Differentially private synthetic data enables the sharing and analysis of sensitive datasets while providing rigorous privacy guarantees for individual contributors. A central challenge is to achieve strong utility guarantees for meaningful downstream analysis. Many existing methods ensure uniform accuracy over broad query classes, such as all Lipschitz functions, but this level of generality often leads to suboptimal rates for statistics of practical interest. Since many common data analysis queries exhibit smoothness beyond what worst-case Lipschitz bounds capture, we ask whether exploiting this additional structure can yield improved utility. We study the problem of generating $(\varepsilon,δ)$-differentially private synthetic data from a dataset of size $n$ supported on the hypercube $[-1,1]^d$, with utility guarantees uniformly for all smooth queries having bounded derivatives up to order $k$. We propose a polynomial-time algorithm that achieves a minimax error rate of $n^{-\min \{1, \frac{k}{d}\}}$, up to a $\log(n)$ factor. This characterization uncovers a phase transition at $k=d$. Our results generalize the Chebyshev moment matching framework of (Musco et al., 2025; Wang et al., 2016) and strictly improve the error rates for $k$-smooth queries established in (Wang et al., 2016). Moreover, we establish the first minimax lower bound for the utility of $(\varepsilon,δ)$-differentially private synthetic data with respect to $k$-smooth queries, extending the Wasserstein lower bound for $\varepsilon$-differential privacy in (Boedihardjo et al., 2024).
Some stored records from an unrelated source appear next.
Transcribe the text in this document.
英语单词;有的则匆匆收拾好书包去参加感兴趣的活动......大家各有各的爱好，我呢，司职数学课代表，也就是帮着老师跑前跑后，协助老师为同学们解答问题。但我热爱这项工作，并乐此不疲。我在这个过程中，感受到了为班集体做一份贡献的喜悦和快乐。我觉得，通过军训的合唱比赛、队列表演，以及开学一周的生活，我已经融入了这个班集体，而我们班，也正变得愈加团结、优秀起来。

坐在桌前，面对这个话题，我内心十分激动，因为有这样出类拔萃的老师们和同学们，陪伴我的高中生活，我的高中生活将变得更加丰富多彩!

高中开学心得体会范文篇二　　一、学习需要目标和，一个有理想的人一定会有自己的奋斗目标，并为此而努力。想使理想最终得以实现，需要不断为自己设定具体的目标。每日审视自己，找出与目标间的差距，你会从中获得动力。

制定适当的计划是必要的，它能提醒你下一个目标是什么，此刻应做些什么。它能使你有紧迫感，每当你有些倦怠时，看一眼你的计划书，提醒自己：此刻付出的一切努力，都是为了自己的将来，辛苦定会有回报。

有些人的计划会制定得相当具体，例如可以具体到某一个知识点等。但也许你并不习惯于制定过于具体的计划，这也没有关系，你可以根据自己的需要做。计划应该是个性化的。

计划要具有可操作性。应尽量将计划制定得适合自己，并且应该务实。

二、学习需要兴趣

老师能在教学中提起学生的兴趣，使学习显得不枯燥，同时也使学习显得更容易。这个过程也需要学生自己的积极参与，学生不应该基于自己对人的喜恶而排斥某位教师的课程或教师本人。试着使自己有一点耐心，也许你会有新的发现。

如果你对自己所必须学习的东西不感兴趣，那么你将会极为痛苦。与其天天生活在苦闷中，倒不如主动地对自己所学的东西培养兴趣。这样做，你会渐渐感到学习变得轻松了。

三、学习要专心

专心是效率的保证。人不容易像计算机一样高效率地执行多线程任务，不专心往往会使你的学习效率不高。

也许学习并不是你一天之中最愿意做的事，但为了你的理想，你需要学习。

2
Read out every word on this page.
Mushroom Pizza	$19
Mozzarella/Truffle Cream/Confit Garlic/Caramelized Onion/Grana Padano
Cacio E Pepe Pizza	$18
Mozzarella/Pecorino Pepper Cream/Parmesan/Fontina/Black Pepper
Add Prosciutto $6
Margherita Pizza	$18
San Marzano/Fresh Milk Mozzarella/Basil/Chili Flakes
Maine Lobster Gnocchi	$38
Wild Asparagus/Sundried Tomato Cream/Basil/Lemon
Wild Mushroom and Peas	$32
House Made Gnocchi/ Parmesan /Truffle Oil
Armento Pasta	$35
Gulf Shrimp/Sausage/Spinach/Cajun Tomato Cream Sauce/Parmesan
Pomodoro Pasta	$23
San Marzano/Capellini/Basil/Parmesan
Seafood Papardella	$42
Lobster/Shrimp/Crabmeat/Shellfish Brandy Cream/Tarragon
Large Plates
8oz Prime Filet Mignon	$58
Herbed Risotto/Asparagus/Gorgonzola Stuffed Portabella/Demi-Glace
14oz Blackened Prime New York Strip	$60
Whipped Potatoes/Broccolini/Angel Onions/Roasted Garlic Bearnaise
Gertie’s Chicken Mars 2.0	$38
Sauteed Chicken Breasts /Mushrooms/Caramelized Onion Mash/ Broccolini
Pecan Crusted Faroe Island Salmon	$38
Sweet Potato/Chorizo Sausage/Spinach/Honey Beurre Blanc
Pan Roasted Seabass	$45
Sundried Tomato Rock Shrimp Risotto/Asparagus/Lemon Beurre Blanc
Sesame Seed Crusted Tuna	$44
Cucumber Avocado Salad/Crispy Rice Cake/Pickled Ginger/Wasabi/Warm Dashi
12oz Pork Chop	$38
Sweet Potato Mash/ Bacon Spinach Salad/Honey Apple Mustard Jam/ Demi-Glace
翻译：差分隐私合成数据能够在为个体贡献者提供严格隐私保障的同时，实现对敏感数据集的共享与分析。其核心挑战在于为有意义的后续分析提供强有力的效用保证。现有许多方法确保了在广泛查询类别（例如所有Lipschitz函数）上的一致准确性，但这种普适性水平往往导致对实际关注的统计量产生次优的收敛速率。由于许多常见的数据分析查询展现出超出最坏情况Lipschitz界所能捕捉的光滑性，我们探讨利用这种额外结构是否能够带来效用提升。我们研究从支撑在超立方体$[-1,1]^d$上、规模为$n$的数据集生成$(\varepsilon,\delta)$-差分隐私合成数据的问题，并要求对所有具有直至$k$阶有界导数的光滑查询提供一致的效用保证。我们提出一种多项式时间算法，能够实现$n^{-\min \{1, \frac{k}{d}\}}$的极小极大误差率（忽略一个$\log(n)$因子）。这一特征揭示了在$k=d$处存在一个相变。我们的结果推广了(Musco et al., 2025; Wang et al., 2016)的切比雪夫矩匹配框架，并严格改进了(Wang et al., 2016)中为$k$-光滑查询建立的误差率。此外，我们首次建立了关于$k$-光滑查询的$(\varepsilon,\delta)$-差分隐私合成数据效用的极小极大下界，这扩展了(Boedihardjo et al., 2024)中针对$\varepsilon$-差分隐私的Wasserstein下界。